There is a legal standard in cases like this where “goodwill” is the real commodity. It’s not the dollars and sense that buy material or pay payroll, it’s the intangibles of what a company or entity means to society in general. And that looks to be the case here, where money doesn’t mean anything to the attackers, because they work in an industry where they can print all they want to flush it through the system through hedge fund investors like a personal assassination squad. The attack is on the value of something to society, not in the hardware it uses to produce the product. In this case, a company openly supportive of the Trump administration and a very woke bank that wanted to attack the “goodwill” of that brand to take that chess piece off the map, essentially.
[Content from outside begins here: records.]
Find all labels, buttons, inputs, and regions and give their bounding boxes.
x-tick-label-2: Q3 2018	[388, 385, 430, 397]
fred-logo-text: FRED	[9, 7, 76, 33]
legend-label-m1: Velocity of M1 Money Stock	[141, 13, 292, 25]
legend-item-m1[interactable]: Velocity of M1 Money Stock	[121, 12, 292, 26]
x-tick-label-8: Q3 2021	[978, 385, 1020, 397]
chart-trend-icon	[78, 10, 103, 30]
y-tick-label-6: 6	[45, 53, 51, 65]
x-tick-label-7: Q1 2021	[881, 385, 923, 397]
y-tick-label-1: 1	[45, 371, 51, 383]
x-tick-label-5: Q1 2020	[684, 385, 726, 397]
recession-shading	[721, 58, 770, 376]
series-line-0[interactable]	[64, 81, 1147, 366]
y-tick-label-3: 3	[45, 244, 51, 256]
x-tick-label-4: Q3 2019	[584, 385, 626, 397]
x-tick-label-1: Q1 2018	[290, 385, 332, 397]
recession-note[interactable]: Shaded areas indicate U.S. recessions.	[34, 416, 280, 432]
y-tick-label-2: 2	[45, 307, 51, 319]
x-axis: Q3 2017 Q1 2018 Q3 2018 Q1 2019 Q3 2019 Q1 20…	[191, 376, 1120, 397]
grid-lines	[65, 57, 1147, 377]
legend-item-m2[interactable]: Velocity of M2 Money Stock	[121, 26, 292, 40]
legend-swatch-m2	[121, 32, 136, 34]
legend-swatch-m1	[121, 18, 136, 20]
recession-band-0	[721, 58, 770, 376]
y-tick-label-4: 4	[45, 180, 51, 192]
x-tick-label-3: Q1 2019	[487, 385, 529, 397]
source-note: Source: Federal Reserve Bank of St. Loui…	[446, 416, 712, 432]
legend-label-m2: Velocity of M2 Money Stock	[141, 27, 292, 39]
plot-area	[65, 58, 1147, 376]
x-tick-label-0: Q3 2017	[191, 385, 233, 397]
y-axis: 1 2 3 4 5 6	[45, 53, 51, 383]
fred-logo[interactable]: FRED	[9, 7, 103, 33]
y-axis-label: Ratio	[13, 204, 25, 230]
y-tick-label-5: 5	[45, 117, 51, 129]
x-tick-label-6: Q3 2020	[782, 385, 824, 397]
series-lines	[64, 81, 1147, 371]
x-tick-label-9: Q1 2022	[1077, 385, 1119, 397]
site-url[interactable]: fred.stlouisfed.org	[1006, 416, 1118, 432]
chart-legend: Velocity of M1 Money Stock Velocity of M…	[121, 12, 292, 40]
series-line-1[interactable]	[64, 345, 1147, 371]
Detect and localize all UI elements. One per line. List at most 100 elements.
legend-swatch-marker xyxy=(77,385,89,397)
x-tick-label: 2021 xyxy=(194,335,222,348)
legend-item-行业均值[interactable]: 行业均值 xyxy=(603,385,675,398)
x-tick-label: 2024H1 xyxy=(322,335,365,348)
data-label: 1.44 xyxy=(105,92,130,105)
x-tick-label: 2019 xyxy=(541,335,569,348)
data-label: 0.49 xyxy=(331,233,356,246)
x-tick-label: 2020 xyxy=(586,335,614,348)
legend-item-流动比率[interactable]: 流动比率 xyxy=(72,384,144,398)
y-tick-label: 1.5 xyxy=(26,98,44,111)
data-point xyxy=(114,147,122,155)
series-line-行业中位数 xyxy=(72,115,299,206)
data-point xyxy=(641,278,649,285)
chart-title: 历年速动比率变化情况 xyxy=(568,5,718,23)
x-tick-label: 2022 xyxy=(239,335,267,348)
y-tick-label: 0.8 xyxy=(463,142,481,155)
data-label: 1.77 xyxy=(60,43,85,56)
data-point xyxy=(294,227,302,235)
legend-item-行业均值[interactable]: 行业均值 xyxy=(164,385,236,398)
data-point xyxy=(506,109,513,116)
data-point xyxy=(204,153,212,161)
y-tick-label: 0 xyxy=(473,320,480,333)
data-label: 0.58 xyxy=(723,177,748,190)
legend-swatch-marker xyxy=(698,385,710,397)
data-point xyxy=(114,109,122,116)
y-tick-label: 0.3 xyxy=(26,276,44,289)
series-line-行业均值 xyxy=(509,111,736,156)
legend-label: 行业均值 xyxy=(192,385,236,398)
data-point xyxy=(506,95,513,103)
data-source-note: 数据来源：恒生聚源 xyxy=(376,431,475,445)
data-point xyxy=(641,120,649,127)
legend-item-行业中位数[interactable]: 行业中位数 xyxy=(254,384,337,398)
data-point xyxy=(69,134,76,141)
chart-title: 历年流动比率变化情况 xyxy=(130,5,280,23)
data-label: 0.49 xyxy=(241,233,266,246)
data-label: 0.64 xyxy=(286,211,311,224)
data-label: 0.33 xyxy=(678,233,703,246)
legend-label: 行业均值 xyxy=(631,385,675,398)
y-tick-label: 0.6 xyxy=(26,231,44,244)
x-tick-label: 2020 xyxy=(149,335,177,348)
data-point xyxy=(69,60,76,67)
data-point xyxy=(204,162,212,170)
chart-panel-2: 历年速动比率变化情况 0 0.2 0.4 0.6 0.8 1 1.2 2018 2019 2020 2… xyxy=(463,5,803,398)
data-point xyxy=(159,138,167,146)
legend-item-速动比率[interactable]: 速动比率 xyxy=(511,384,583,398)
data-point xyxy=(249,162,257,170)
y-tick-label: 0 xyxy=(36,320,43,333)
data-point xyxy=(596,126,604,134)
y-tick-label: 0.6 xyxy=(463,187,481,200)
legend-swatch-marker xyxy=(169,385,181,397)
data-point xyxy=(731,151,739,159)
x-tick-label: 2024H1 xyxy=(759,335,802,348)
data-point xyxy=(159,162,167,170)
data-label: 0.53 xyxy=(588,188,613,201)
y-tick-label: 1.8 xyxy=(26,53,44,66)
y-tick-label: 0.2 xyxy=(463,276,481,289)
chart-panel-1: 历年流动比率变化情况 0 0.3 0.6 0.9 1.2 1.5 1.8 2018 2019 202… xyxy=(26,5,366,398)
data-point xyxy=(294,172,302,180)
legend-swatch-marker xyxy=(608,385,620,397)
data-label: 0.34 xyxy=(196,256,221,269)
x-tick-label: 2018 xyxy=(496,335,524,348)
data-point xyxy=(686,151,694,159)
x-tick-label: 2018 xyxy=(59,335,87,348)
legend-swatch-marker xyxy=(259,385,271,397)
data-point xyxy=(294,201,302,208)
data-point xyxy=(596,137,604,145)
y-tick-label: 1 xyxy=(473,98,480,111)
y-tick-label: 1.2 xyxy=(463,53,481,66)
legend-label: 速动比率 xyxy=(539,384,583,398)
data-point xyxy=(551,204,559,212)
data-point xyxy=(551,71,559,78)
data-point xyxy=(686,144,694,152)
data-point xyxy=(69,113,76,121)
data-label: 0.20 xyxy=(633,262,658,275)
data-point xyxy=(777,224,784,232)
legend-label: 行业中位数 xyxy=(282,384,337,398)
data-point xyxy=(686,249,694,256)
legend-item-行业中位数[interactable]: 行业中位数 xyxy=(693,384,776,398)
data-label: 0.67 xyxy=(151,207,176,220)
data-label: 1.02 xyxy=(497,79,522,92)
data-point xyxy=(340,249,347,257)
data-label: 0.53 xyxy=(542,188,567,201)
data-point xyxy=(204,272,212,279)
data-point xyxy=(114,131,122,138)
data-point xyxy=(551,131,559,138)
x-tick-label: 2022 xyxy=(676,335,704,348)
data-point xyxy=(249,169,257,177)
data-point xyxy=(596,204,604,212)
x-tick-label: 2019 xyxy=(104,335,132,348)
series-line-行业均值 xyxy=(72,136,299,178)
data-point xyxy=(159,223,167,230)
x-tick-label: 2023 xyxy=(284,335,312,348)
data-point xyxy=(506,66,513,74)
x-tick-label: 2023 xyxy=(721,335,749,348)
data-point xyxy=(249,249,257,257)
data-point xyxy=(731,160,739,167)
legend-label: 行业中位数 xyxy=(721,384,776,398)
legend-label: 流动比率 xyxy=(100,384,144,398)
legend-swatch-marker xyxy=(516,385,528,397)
And it’s not so much the politics of it as it comes down to a case of private ownership, on the premise of privately held companies versus publicly traded ones, where the means of production are out of the hands of private people, but collectively owned. The amount of money that it takes to keep the entire legal profession on a retainer is essentially enormous. Yet that is the case as I see it; it is an astonishing level of power that no bank, no single entity, should ever have for themselves. And a lot has been revealed in their arrogance, which is worth fighting. And that will undoubtedly be the case here. But to see just how bad it is up close and personal has been alarming. It’s one thing to talk about these things as they happen and are observed. It’s another to be personally involved. And to see the rot up close and to meet the characters. If we thought the situation was bad before, now we know it. And we can’t unsee what we have seen. Nor can we put that genie back in the bottle. The wrath of justice has to take place because we can’t let it endure untethered. Knowing what I do about cases like this, it is astonishing to consider how much “goodwill” has been attacked by phony money to destroy businesses from the inside out. And to determine, based on that assessment, what the real threat to American infrastructure truly is.